Family Relationship 

 

Case law generally holds that negligence will not be imputed solely on the basis of a husband-wife or parent-child relationship.

In like fashion, a son-in-law's negligence is generally not be imputed to the father-in-law where there is no showing that they were engaged in a joint enterprise and the relation does not invoke the principles of agency.

Although as a general rule a parent's negligence will not be imputed to a child, an agency relationship may exist between a parent and child, depending on the nature of the business which the child was conducting at the time of its negligent acts, as where the child is on a family errand.

Also, the negligence of the parent may be imputed to the child where the negligence supersedes the defendant's negligence.

Negligent Control or Supervision

 

Another basis for imposing direct liability is the negligent control or supervision of another, so as to prevent him or her from causing injury, death, or property damage to third persons.

However, there is generally no such duty unless a special relationship exists; between the actual wrongdoer and the one sought to be held liable that imposes a duty, on the latter, to control the wrongdoer's conduct, and between the person sought to be held and the injury victim that gives such injury victim a right to protection.

Furthermore, there must be actual supervision or control over the activity resulting in the injury for negligence to be found.

For example, negligent control or supervision may arise where one is permitted to use an instrumentality that may endanger others if not carefully used, or where parents fail to adequately to control their minor children when they have the opportunity to exercise control and know the necessity of so doing.

This basis for liability may also be imposed where personnel of an institution or other facility fail to control persons in their charge that have dangerous propensities, whether still in custody-control, or that have been released or have escaped.

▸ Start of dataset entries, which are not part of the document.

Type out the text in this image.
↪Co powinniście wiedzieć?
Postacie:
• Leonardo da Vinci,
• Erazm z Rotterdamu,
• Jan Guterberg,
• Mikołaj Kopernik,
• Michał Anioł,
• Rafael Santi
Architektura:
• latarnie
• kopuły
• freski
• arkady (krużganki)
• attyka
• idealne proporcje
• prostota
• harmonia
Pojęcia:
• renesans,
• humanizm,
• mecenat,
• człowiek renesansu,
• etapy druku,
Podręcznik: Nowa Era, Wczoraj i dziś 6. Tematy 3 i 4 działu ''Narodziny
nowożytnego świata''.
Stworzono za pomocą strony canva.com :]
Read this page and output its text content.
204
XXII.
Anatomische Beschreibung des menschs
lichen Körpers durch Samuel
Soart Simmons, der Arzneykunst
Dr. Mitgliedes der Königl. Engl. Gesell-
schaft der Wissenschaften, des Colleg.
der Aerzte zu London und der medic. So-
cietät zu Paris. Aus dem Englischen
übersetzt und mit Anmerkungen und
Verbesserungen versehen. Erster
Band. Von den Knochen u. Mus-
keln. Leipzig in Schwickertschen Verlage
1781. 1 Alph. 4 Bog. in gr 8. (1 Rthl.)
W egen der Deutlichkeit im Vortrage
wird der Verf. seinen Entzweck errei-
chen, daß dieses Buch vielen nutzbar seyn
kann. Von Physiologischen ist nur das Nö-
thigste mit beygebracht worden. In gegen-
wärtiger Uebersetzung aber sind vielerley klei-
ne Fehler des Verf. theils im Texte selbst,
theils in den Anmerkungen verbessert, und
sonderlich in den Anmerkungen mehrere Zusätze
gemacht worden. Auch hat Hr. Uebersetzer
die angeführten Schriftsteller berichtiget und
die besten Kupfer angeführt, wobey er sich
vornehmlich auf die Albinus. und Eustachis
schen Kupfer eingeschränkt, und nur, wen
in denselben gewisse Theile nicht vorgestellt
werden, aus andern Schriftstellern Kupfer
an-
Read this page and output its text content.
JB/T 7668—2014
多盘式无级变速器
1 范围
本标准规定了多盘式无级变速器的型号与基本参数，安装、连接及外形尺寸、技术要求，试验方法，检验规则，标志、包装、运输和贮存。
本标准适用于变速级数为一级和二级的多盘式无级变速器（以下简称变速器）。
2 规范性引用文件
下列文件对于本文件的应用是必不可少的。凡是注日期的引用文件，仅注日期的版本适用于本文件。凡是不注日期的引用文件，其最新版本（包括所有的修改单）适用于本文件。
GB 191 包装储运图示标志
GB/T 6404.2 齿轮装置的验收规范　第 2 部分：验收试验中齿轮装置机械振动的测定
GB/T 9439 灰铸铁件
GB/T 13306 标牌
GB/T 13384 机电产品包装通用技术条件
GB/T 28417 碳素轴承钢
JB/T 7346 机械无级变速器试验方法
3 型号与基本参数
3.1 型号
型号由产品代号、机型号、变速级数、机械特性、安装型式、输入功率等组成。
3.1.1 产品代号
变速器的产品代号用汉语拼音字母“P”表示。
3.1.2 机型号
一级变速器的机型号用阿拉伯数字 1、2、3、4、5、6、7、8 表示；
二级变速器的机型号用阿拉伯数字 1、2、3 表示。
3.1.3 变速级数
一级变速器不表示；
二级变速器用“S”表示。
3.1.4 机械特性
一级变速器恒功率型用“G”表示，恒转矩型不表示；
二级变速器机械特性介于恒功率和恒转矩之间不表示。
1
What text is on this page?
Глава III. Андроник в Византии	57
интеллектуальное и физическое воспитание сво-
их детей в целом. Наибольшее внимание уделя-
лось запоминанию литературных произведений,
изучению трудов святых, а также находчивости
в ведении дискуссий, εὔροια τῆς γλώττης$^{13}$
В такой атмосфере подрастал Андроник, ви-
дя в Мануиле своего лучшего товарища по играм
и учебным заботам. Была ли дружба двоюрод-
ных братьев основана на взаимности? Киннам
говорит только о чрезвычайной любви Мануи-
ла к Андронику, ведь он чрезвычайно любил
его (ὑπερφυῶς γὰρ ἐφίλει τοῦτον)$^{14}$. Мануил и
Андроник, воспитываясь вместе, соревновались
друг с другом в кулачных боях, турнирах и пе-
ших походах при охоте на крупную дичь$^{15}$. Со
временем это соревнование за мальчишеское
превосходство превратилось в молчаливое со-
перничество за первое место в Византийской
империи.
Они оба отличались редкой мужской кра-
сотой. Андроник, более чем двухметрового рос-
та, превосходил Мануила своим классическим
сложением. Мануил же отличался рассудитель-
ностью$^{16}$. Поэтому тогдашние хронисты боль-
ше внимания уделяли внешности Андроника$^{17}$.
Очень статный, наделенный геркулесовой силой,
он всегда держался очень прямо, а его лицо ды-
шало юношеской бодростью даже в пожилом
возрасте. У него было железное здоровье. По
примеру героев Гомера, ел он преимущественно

Joint Venture or Enterprise 

Generally, unless other facts exist, a joint venture will not be grounded upon a mere marital or family relationship for the purpose of imputing the negligence of one spouse or family member to the other.

 

However, the elements of a joint enterprise may apply to married persons; in such a case, caution is exercised in deciding whether a joint enterprise exists, since not all joint excursions engaged in by married persons result in a joint enterprise.

 

While there is some case authority holding that a parent may be held liable on the basis of engagement in a joint enterprise with the child at the time of the accident, the courts have been reluctant to find a joint enterprise in such cases.